Schematic representation of TG2-crosslinked ELPs hydrogels. The repeat sequence [VPGXG(VPGVG)₆]₁₆ of ELPs was genetically designed to produce two libraries by substituting the X residue with Lys (K) and Gln (Q), thus generating K-ELPs and Q-ELPs, respectively. TG2 mediates the formation of a crosslink between the Gln and Lys residues of ELPs [191]. The Q and K side chains are superimposed to visualize the TG reaction. TG2 three-dimensional structure (PDB: 2Q3Z) was produced with the molecule modelling software, “EzMol” [34].

Figure 5

Protein-DNA conjugation.
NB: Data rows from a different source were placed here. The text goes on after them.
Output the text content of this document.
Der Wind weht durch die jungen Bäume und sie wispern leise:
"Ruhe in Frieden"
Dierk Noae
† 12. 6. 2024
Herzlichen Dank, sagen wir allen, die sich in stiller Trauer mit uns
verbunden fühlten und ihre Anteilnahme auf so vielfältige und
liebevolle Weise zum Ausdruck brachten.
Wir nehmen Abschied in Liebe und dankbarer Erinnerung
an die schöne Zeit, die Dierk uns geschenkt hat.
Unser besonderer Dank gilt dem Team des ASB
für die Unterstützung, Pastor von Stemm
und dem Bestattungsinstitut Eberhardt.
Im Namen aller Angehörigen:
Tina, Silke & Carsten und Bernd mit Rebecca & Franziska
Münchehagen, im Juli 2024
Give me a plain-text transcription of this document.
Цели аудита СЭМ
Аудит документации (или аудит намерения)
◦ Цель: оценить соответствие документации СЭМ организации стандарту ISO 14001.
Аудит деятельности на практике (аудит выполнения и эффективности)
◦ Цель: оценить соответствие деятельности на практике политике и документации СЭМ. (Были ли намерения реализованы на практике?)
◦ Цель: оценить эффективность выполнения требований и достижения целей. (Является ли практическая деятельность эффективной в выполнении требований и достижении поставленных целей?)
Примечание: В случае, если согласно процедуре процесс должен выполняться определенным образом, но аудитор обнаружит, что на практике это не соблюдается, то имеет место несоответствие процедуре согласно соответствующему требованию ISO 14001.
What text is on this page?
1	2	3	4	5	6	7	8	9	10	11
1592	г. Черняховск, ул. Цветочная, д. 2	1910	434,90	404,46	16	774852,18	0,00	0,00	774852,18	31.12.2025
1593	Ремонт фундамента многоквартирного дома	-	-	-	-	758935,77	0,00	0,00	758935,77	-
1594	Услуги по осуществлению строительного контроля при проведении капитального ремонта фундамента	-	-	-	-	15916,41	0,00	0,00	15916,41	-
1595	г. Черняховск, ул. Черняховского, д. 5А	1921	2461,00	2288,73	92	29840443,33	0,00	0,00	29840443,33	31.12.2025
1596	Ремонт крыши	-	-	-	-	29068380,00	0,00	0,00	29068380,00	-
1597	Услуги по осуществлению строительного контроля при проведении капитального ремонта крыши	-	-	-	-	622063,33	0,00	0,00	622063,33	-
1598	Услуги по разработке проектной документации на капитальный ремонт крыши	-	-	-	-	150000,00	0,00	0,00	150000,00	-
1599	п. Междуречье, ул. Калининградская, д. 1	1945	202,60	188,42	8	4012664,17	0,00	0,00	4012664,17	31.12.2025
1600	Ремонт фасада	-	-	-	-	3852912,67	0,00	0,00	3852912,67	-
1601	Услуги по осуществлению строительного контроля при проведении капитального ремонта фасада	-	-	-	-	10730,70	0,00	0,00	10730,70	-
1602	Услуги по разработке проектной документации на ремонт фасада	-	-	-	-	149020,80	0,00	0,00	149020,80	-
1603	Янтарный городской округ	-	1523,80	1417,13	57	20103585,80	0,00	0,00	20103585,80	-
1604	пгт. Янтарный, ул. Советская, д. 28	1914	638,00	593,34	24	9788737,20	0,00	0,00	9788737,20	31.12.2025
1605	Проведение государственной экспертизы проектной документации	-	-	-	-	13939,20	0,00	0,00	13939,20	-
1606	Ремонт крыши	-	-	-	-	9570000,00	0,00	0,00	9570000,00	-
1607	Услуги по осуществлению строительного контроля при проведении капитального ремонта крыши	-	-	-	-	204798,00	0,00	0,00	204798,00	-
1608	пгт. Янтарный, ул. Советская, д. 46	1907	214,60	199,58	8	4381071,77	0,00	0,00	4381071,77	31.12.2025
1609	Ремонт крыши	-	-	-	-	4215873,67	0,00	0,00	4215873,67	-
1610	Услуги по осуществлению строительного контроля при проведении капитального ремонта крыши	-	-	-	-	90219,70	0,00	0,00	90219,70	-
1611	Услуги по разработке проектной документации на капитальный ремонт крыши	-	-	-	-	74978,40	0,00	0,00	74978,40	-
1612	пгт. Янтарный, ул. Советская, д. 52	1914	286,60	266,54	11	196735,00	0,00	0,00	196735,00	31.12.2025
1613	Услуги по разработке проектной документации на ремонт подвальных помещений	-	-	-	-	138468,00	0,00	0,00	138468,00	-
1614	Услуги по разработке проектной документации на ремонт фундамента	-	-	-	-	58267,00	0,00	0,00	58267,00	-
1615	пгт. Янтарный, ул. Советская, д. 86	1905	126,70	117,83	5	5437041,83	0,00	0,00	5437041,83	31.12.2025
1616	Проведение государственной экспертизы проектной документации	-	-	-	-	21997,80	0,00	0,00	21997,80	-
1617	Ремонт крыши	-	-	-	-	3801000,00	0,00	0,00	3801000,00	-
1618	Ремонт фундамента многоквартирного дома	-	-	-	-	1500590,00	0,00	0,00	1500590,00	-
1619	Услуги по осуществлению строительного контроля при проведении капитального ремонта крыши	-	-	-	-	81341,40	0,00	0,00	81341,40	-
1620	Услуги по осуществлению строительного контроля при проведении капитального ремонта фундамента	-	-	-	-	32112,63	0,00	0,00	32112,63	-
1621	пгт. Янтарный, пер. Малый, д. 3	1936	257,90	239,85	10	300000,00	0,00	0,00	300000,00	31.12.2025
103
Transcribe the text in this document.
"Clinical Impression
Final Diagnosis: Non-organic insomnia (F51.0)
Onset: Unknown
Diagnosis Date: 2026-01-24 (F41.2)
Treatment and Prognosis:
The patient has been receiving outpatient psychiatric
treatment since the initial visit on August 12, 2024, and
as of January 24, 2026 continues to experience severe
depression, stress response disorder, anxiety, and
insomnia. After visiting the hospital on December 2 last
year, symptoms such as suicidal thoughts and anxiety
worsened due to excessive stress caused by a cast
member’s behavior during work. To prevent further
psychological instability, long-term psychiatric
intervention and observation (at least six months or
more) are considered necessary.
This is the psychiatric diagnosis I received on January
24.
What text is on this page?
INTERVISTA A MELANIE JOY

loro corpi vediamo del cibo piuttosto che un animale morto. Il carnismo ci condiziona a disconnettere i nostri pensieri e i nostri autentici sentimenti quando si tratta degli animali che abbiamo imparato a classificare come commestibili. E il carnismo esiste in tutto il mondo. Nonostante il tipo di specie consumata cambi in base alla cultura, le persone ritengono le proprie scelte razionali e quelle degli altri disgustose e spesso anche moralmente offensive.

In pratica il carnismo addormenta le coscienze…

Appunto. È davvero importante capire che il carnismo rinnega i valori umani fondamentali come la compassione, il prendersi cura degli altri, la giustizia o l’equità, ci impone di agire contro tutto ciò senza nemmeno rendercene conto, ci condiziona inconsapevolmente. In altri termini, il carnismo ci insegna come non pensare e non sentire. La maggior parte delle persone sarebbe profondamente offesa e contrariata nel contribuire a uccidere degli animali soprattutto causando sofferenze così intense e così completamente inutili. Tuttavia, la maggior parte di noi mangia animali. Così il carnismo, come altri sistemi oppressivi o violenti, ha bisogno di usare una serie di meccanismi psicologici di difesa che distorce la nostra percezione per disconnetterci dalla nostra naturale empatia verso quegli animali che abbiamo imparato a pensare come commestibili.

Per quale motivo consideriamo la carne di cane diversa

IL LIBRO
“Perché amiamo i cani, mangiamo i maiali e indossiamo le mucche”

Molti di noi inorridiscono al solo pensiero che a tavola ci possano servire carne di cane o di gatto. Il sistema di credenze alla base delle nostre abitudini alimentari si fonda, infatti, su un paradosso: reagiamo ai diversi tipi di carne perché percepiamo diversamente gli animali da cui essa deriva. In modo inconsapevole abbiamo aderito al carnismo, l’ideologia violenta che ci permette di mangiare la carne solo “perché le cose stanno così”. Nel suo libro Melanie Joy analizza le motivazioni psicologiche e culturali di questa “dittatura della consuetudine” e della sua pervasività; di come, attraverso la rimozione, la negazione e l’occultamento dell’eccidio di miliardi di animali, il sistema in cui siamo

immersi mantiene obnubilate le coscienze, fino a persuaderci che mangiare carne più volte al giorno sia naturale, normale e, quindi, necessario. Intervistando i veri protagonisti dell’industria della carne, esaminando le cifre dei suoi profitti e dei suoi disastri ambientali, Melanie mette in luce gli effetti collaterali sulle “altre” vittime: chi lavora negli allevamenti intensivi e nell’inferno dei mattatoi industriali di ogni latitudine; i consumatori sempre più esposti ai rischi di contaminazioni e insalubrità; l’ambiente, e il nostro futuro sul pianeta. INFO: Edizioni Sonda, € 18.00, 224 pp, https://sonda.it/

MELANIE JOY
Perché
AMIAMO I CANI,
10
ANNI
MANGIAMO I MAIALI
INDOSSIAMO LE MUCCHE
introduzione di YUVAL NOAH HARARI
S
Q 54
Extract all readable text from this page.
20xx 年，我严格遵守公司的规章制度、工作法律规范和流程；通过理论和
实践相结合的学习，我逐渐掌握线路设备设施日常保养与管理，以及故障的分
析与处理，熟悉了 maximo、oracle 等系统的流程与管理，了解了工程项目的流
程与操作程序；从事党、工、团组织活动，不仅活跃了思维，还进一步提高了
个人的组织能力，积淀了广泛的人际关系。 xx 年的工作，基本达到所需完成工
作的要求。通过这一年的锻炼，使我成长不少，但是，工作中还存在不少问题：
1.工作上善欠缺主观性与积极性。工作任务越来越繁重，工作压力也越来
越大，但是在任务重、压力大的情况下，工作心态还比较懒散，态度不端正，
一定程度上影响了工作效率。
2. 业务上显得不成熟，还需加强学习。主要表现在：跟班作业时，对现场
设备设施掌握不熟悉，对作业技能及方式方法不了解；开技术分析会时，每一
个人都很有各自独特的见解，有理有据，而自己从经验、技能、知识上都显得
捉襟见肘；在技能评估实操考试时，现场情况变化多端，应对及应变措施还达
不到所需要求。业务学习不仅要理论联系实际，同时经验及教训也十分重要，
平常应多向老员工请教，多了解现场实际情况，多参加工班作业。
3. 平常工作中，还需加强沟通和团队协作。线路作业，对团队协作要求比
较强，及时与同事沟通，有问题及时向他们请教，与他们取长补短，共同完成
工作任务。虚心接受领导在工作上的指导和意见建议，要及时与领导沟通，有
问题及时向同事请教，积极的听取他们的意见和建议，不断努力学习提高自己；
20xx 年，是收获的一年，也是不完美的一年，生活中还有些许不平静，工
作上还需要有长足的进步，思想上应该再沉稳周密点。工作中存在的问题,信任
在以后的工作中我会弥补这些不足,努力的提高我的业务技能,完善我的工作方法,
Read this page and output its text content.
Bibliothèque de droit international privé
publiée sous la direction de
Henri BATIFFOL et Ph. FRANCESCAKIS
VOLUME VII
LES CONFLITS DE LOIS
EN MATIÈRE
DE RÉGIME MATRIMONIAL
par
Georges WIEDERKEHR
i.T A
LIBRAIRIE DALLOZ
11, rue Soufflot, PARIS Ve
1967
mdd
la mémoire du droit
By exploiting benzyloxycarbonyl-l-glutaminylglycine (Z-QG) as a TG substrate, mTG induces site-specific and covalent conjugation of DNA to proteins, such as alkaline phosphatase (AP). (a) Chemical activation of Z-QG carboxylate with N-hydroxysuccinimide (NHS) and formation of the activated Z-QG-NHS, which is then modified by addition of an aminated oligodeoxynucleotide (DNA). (b) mTG mediates the formation of a crosslink between the Gln residue of Z-QG-DNA and the Lys residue of the MKHKGS peptide tag fused to AP. The Q and K side chains are superimposed to visualize the TG reaction [213]. The modelling software, “EzMol”, was used to generate mTG structure (PDB: 1IU4) [34].

Figure 6

Schematic representation of TG-mediated antibody conjugation. (a) TGs can transamidate modified substrates (e.g., aminated or Lys carrying derivatives), such as biotin, fluorophores, or radioisotopes (schematically shown with the yellow “S”), to a carboxamide group of a Q residue on the antibody heavy chain peptide sequence [222,223,225]. (b) Branched linkers, conjugated by mTG to the heavy chain of an antibody (e.g., anti-HER2 monoclonal antibody), can be coupled by azide-alkyne cycloaddition to an antimitotic drug (shown as a green “D”) [224].